Le conocí en San Francisco. A lo largo de una cena regada por una cantidad alarmante de vino de Borgoña, el seguía lúcido, y me dio el visto bueno para dirigir un documental sobre él y su amigo el poeta Gary Snyder. Un año después, cuando se estrenó la película en el Festival Lumière, en Lyon, me confesó que aquella noche en California decidió trabajar conmigo por una razón. Me había preguntado qué era lo que más me gustaba del poeta Federico García Lorca, y le había respondido que la dureza, la mezcla de una sensibilidad única combinada con una actitud realista y implacable con respecto a la vida. Le di la definición escueta del duende lorquiano: "Es, en suma, el espíritu de la tierra".
Ese era el espíritu que Jim Harrison llevaba dentro. Dijo una vez, "he aprendido que no puedo estar bien en mi propia piel, mi auténtica casa, cuando estoy distraído pensando en otro lugar. Tienes que encontrarte donde estás, donde estás ya, en el mundo que te rodea". Su lugares favoritos en este mundo eran, Michigan, Montana, Nueva México, Francia y España. Le encantaba la poesía de Antonio Machado, y había hecho peregrinajes a Colliure para visitar su tumba. Hace solo 10 días hablaba con ilusión del viaje que tenía pendiente esta primavera a París y a Sevilla.

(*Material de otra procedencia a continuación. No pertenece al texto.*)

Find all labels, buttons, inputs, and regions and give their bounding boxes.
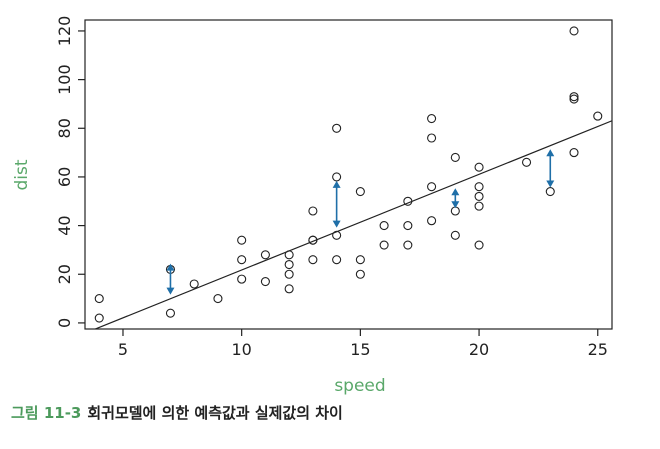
data-point bbox=[355, 255, 365, 265]
caption-label: 그림 11-3 bbox=[11, 404, 82, 422]
data-point bbox=[94, 294, 104, 304]
regression-layer bbox=[93, 120, 612, 329]
data-point bbox=[332, 255, 342, 265]
data-point bbox=[427, 182, 437, 192]
data-point bbox=[284, 259, 294, 270]
y-tick-label: 0 bbox=[55, 318, 74, 328]
y-axis-title: dist bbox=[12, 159, 32, 190]
data-point bbox=[427, 133, 437, 143]
y-tick-label: 120 bbox=[55, 16, 74, 47]
data-point bbox=[427, 113, 437, 124]
data-point bbox=[427, 216, 437, 226]
data-point bbox=[474, 191, 484, 201]
data-point bbox=[237, 235, 247, 245]
data-point bbox=[94, 313, 104, 323]
residual-arrow bbox=[451, 188, 460, 209]
residual-arrow-head-down bbox=[332, 220, 341, 228]
points-layer bbox=[94, 26, 603, 323]
data-point bbox=[379, 221, 389, 231]
residual-arrow-head-down bbox=[451, 201, 460, 209]
data-point bbox=[260, 250, 270, 260]
regression-line bbox=[93, 120, 612, 329]
data-point bbox=[260, 277, 270, 287]
residual-arrow bbox=[166, 263, 175, 295]
data-point bbox=[379, 240, 389, 250]
x-tick-label: 25 bbox=[588, 340, 608, 359]
y-tick-label: 60 bbox=[55, 167, 74, 187]
data-point bbox=[474, 240, 484, 250]
x-tick-label: 5 bbox=[118, 340, 128, 359]
data-point bbox=[308, 206, 318, 216]
residual-arrow-head-down bbox=[166, 287, 175, 295]
caption-text: 회귀모델에 의한 예측값과 실제값의 차이 bbox=[87, 404, 343, 422]
data-point bbox=[450, 152, 460, 163]
residual-arrow-head-up bbox=[332, 180, 341, 188]
y-tick-label: 80 bbox=[55, 118, 74, 138]
y-axis: 0 20 40 60 80 100 120 bbox=[55, 16, 85, 328]
x-axis-title: speed bbox=[334, 376, 385, 396]
data-point bbox=[355, 186, 365, 197]
data-point bbox=[284, 250, 294, 260]
data-point bbox=[332, 172, 342, 182]
data-point bbox=[521, 157, 532, 167]
residual-arrow bbox=[332, 180, 341, 228]
data-point bbox=[284, 284, 294, 294]
data-point bbox=[403, 221, 413, 231]
data-point bbox=[474, 182, 484, 192]
data-point bbox=[237, 274, 247, 284]
residual-arrow-head-up bbox=[451, 188, 460, 196]
data-point bbox=[474, 201, 484, 211]
residual-arrow-head-up bbox=[546, 149, 555, 157]
data-point bbox=[308, 235, 318, 245]
data-point bbox=[284, 269, 294, 279]
data-point bbox=[355, 269, 365, 279]
data-point bbox=[545, 186, 555, 197]
residual-arrows bbox=[166, 149, 555, 295]
plot-frame bbox=[84, 19, 613, 330]
data-point bbox=[403, 196, 413, 206]
data-point bbox=[569, 94, 579, 104]
data-point bbox=[403, 240, 413, 250]
x-tick-label: 20 bbox=[469, 340, 489, 359]
data-point bbox=[213, 294, 223, 304]
data-point bbox=[569, 148, 579, 158]
x-tick-label: 10 bbox=[231, 340, 251, 359]
y-tick-label: 40 bbox=[55, 215, 74, 235]
data-point bbox=[237, 255, 247, 265]
residual-arrow bbox=[546, 149, 555, 188]
figure-caption: 그림 11-3 회귀모델에 의한 예측값과 실제값의 차이 bbox=[11, 402, 343, 423]
x-axis: 5 10 15 20 25 bbox=[118, 329, 608, 359]
data-point bbox=[332, 123, 342, 133]
residual-arrow-head-up bbox=[166, 263, 175, 271]
x-tick-label: 15 bbox=[350, 340, 370, 359]
data-point bbox=[474, 162, 484, 172]
y-tick-label: 100 bbox=[55, 64, 74, 95]
data-point bbox=[593, 111, 603, 121]
data-point bbox=[189, 279, 199, 289]
data-point bbox=[165, 308, 176, 318]
data-point bbox=[308, 255, 318, 265]
data-point bbox=[569, 92, 579, 102]
data-point bbox=[332, 230, 342, 240]
data-point bbox=[450, 230, 460, 240]
y-tick-label: 20 bbox=[55, 264, 74, 284]
residual-arrow-head-down bbox=[546, 180, 555, 188]
data-point bbox=[569, 26, 579, 36]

La muerte de Linda, su mujer, el año pasado le hundió, pero seguía escribiendo. Decía que tenía que escribir para mantener su apego a la realidad. Quería con lealtad y pasión: a sus hijos, a sus perros, a sus amigos. Iba de duro, era resistente a todo, pero tras esa actitud autoprotectora había una sensibilidad profunda. Estaba orgulloso de haber podido mantener a su familia a base de su talento literario. Despreciaba a los escritores que buscaban cobijo dando clases de creative writing en las universidades.